The overall result? A few privileged companies got to stuck their pockets full. The rest of the world is starting to ignore it. Including the EU names. Why bother typing in an EU name? Chances are you're not going to end up where you would like to end up. You might as well start with a national name first.
The irony is that by stockpiling the bad EU registars have thrown their own glasses in. It's getting to become cheaper to simply make up a new name (or your own name if that's still free) and register that in a few national domains. A simple URL rewrite (standard DNS service nowedays) will point it right back to your already up and running national web site. All you need to do now is to add a few languages (but you needed to do that with an EU name anyway) and voila. Next thing on the future to-do list: cancel the EU registrations in time. And blacklist bad EU registars.
Oh. Next runner up. The registration of EU IDN's. Or International Domain Names. EurID shut the door on that despite plenty of companies (and people) registering an IDN during SunRise.
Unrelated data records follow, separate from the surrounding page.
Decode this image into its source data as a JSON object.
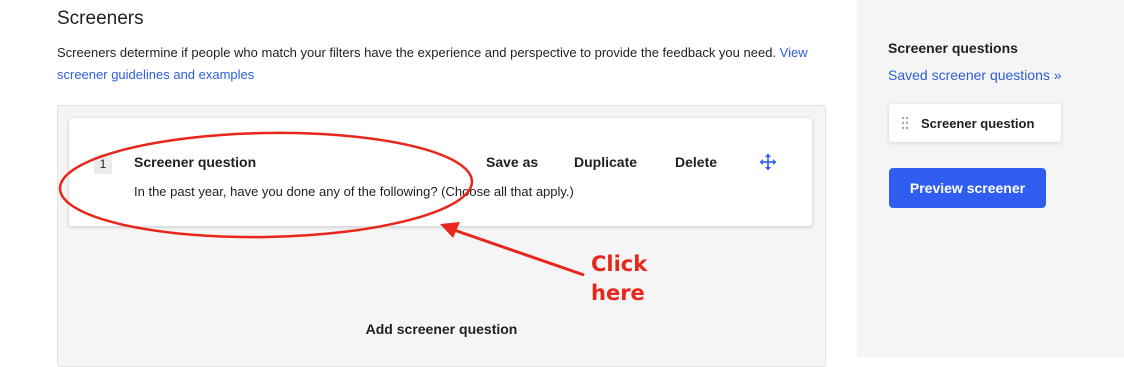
{
  "main": {
    "title": "Screeners",
    "description": "Screeners determine if people who match your filters have the experience and perspective to provide the feedback you need.",
    "guidelines_link": "View screener guidelines and examples",
    "questions": [
      {
        "number": "1",
        "title": "Screener question",
        "text": "In the past year, have you done any of the following? (Choose all that apply.)"
      }
    ],
    "actions": {
      "save_as": "Save as",
      "duplicate": "Duplicate",
      "delete": "Delete"
    },
    "add_question": "Add screener question"
  },
  "sidebar": {
    "heading": "Screener questions",
    "saved_link": "Saved screener questions »",
    "items": [
      {
        "label": "Screener question"
      }
    ],
    "preview_button": "Preview screener"
  },
  "annotation": {
    "callout_line1": "Click",
    "callout_line2": "here",
    "color": "#e8261b"
  },
  "colors": {
    "link": "#2c5fd9",
    "primary_button": "#2f5df0",
    "sidebar_bg": "#f5f5f5"
  },
  "icons": {
    "move": "move-arrows-icon",
    "drag": "drag-handle-icon"
  }
}
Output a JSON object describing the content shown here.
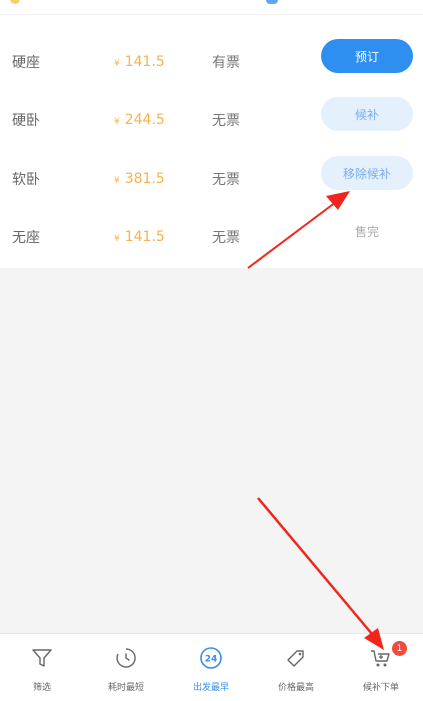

So guess who's going to stockpile EU IDN's in the future? Surely not EU registers again?
'… also, as they are American, they could not have done this, but that is a separate issue," he added.'
What 'separate issue'? First, why are there .EU names at all? Why are there national TLD at all? To what end? Second ... none that I can think of.
Why are new ways of dividing human beings always being sought? Nationalism, when it is not for the purpose of liberation from colonialism, is a blight upon humanity.